BRUNO CALICIURI, dont le petit nom de scène est Cali pour éviter que l'on ne grommelle son patronyme, est originaire des environs de Perpignan. Son premier album, intitulé «L'amour parfait», fut une révélation l'été dernier.

Formé à la musique par les «baloches» de sa région, Bruno Caliciuri a eu la chance de décrocher à trente-quatre ans un contrat tombé du ciel. Depuis, il en profite chaque seconde, il tourne sans arrêt. Avec une étape au Botanique à Bruxelles, lundi soir, après être déjà passé aux Nuits Bota en septembre, et un autre mercredi soir à la Soundstation de Liège.

Cali a conquis son public avec, sur les traces du premier single «C'est quand le bonheur?», le dessin d'un univers fait de tourments amoureux et des doutes existentiels de la trentaine. «Je dédie cette chanson à tous ceux dont la vie amoureuse est un chaos», clame-t-il en entamant un «Besoin d'amour» très prenant. Pas à dire, l'homme a de la trempe et traverse la scène avec des gestuelles dignes d'un troubadour. La communion avec le public est réelle. La violoniste alto Aude Massat tisse une toile de charme et de sons. L'univers rappelle Miossec ou Dominique A, certaines intonations, façon plus surprenante, le Nicolas Sirkis d'Indochine. Même enthousiasme, même élan adolescent.

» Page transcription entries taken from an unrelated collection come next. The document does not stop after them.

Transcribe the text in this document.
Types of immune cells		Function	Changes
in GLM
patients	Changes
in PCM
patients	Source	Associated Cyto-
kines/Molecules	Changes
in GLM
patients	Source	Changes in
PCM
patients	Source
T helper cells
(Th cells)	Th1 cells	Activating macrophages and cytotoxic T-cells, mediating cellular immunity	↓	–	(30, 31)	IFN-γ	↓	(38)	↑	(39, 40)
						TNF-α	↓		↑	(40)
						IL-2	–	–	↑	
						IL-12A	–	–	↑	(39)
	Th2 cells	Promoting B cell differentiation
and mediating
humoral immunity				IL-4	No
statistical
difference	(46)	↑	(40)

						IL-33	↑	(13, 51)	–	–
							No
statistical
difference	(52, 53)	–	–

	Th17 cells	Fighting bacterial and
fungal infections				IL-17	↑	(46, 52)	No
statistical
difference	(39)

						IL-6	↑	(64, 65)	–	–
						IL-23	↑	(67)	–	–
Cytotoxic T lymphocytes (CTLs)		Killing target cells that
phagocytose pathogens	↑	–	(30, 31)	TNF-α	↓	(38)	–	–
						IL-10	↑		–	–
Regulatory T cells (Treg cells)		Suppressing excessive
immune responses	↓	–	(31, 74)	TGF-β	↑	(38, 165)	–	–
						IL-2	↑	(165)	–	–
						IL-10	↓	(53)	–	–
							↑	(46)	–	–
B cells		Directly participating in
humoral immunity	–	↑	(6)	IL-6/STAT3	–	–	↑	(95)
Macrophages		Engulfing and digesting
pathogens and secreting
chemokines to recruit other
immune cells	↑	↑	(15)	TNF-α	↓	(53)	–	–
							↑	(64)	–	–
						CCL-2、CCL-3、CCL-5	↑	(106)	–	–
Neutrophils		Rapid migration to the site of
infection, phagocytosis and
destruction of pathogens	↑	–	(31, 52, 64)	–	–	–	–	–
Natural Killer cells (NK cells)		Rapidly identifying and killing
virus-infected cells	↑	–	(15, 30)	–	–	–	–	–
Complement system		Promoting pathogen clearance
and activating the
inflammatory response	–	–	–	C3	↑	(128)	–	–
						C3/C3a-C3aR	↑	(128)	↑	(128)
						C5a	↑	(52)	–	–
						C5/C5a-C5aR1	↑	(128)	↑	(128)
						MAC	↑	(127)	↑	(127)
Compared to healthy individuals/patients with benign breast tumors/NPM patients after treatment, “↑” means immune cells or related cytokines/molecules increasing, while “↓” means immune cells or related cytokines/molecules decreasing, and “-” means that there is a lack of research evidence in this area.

Des références, aussi. Cali joue avec une vieille radio sur la scène, laisse écouter quelques notes des Clash, d'opéra, de Marilyn Monroe, d'«Ici Londres» avant d'entamer son tube et de susciter des vagues d'enthousiasme. L'énergie du désespoir d'un lâché de l'amour.

Dans la foulée de ce feu follet, le Belge Jeff Bodart a eu quelque peu du mal à capter l'attention du public malgré un coeur gros comme ça et une dynamique de scène très vivante. Son dernier album, «T'es rien ou t'es quelqu'un», s'avère plus touchant que jamais. Ces instantanés de la vie passent bien sur scène. Sans être aussi flamboyants que celle d'un troubadour libertaire venu du Sud.